Tuesday, June 7, 2011

How to learn history

An indispensable tool is a timeline of about 100 evenly spaced dates, names, and events, which you and your children create yourselves and memorize exactly. The dates should be "big" ones but it is more important that they be spaced evenly, no gaps more than 40-100 years. The purpose of the timeline is to have a built-in filing system in your head which will help you to quickly place any subsequent history you learn into its proper time. This will help you not only to remember what happened and when but how it is related to events before and after it.

Memorization is a fundamental part of learning anything. Names, dates, definitions, descriptions, rules, steps, et cetera, must be committed to memory for instant recall so that ones mind can join, compare, and refine knowledge about several things at the same time.

Also, as one gets older, storing completely new information becomes increasingly difficult. Older brains must store new info in relation to already stored information. What this implies is that the more you learn the more you are able to learn. Therefore, children should spend most of their time in ludo memorizing (saving the "why" questions for the "why" or "logic" early teen phase of their development).
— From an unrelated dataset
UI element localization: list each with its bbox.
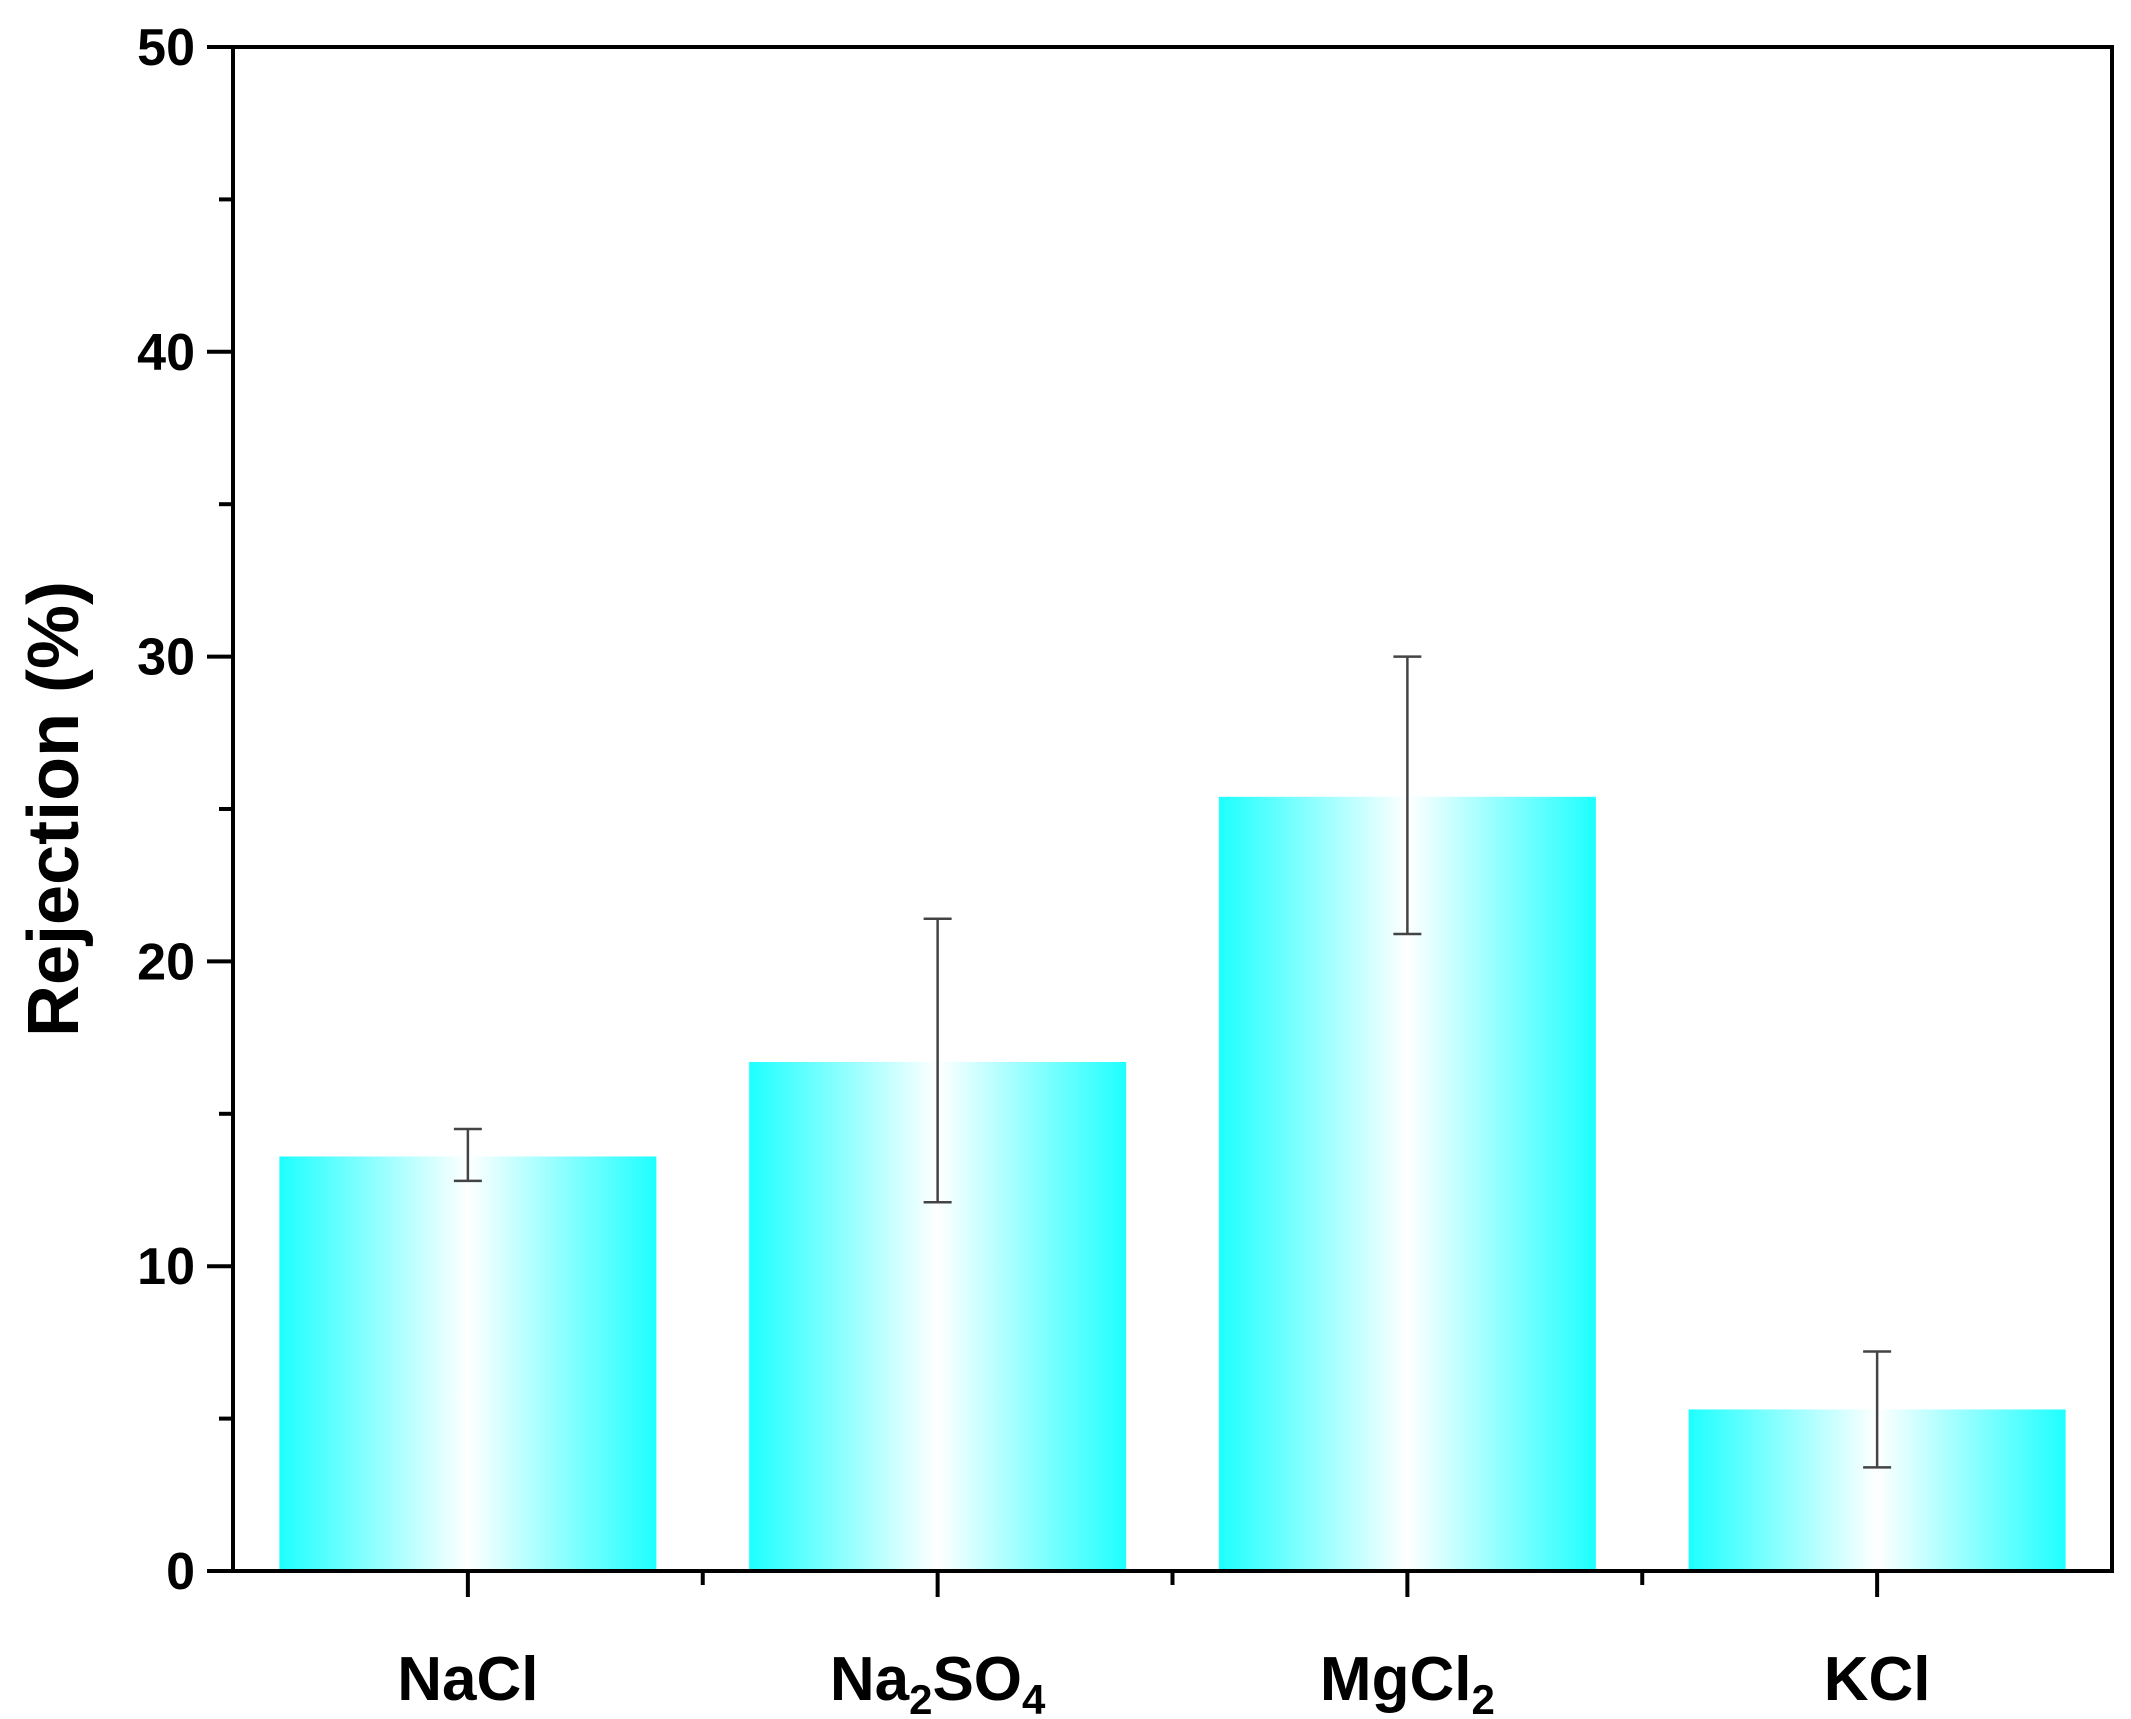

And because time is limited, children should memorize only the most fundamental information such as phonics, grammar rules, multiplication tables and mathematical calculation procedures, proper handwriting, the periodic table of elements, manners, foreign language pronunciation, the feel of an instrument, and basic sports and dancing rules and techniques.

This timeline memorization method is, übrigens, a very old tool. It was only phased out over the last century during the government-bigbiz-socialist takeover of American education.